Vacina sem privilégios
Alfredo Guarischi

 

Alfredo Guarischi é médico

Estamos vivendo ajoelhados ou morrendo pronados (pacientes de barriga para baixo), numa nova crise sanitária com componentes bastante semelhantes aos que enfrentamos na Gripe Espanhola (1918-1920). Alguns ignoram que essa pandemia se transforma numa bomba incendiária ao misturarem política de saúde com política na saúde.

Todos erram. Dirigentes, jornalistas, políticos, juristas, governantes, revistas e organizações científicas. A imensa maioria sem dolo.

Eu também erro. Mas o vírus não. Ele conhece as conclusões de Charles Darwin e se adapta, sofre mutações e sobrevive. O vírus precisa de nós para se perpetuar; por isso, precisamos nos livrar dele.

Os vírus não têm alma, assim como as guerras. Durante a Segunda Guerra Mundial, os túneis do metrô de Londres, inaugurado em 1863, salvaram milhares de vidas ao servir de abrigo antiaéreo contra as bombas nazistas, mas o pânico custou a vida de quase duas centenas de pessoas, pisoteadas na tentativa de entrar na estação de Bethnal Green.

Depois disso, o governo britânico entendeu sua obrigação de coordenar a nova utilização desses centenários túneis, pois não havia tempo para construir abrigos com acomodações mais adequadas. Aprenderam que, em situações de urgência, o melhor é o possível.

No Rio de Janeiro, os dois hospitais de campanha da Rede D’Or e seus parceiros, sem qualquer subsídio público ou isenção fiscal, tiveram resultados clínicos expressivos no atendimento de milhares de pacientes com Covid-19. Fizeram o que alguns achavam improvável. Agora que temos diversas vacinas, que competem num mercado mundial de 8 bilhões de consumidores, podemos ser pisoteados por indecisões.

Na Revolta da Vacina contra a varíola em 1904, Oswaldo Cruz enfrentou a indignação dos cidadãos que alegavam o direito de não aceitar aquele líquido desconhecido, gerando um descontentamento enorme e o desejo de derrubar o presidente Rodrigues Alves. O movimento foi dominado, mas a Lei da Vacina se tornou facultativa. O presidente, reeleito em 1918, morreu em janeiro de 1919, no auge da Gripe Espanhola, sem ter tomado posse. Agora, com a Covid-19, todos querem ser vacinados, mas há falta desse líquido.

O Brasil deve seguir o que a imensa maioria dos países está fazendo, priorizando a vacinação dos mais vulneráveis, por idade ou doenças, e dos profissionais de saúde, pois cabe a estes cuidar dos enfermos. Mas toda nossa população tem o justo direito de ser vacinada, sem prejuízo por pertencer a qualquer classe social. Recorro a Victor Hugo, romancista francês, que nos ensinou que ser bom é fácil, mas o difícil é ser justo.

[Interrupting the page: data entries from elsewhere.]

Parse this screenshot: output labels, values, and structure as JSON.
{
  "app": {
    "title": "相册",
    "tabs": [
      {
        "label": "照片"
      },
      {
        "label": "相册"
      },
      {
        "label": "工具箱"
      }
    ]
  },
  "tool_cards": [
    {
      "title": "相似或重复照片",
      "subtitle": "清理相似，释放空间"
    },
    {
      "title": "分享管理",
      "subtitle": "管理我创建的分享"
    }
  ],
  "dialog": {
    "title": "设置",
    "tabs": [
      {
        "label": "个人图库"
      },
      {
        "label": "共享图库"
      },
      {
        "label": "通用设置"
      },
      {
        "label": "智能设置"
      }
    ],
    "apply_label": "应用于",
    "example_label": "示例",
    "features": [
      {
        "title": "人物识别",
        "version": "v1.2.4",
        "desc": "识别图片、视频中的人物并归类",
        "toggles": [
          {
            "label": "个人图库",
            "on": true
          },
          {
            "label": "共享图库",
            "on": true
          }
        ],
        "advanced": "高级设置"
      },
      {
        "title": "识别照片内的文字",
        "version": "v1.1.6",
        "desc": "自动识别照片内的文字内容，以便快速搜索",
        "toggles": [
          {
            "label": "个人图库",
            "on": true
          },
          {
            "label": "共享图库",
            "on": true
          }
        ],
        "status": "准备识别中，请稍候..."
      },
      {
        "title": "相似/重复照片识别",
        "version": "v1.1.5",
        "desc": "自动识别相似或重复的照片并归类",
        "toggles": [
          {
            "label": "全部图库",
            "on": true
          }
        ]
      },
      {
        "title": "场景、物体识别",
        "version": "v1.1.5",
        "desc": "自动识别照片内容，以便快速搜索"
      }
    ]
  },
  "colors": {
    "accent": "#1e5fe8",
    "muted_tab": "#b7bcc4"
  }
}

Como então ser menos injusto?

O transplante de órgãos de cadáver no Brasil é um bom exemplo. A cooperação no trabalho permitiu que o SUS e a iniciativa privada tenham uma relação não predatória, pois o critério de gravidade é o principal fator para o recebimento de um novo órgão, sempre graças à generosidade de famílias enlutadas. A vacinação eficaz contra a Covid-19 deve ser uma decisão simbiótica.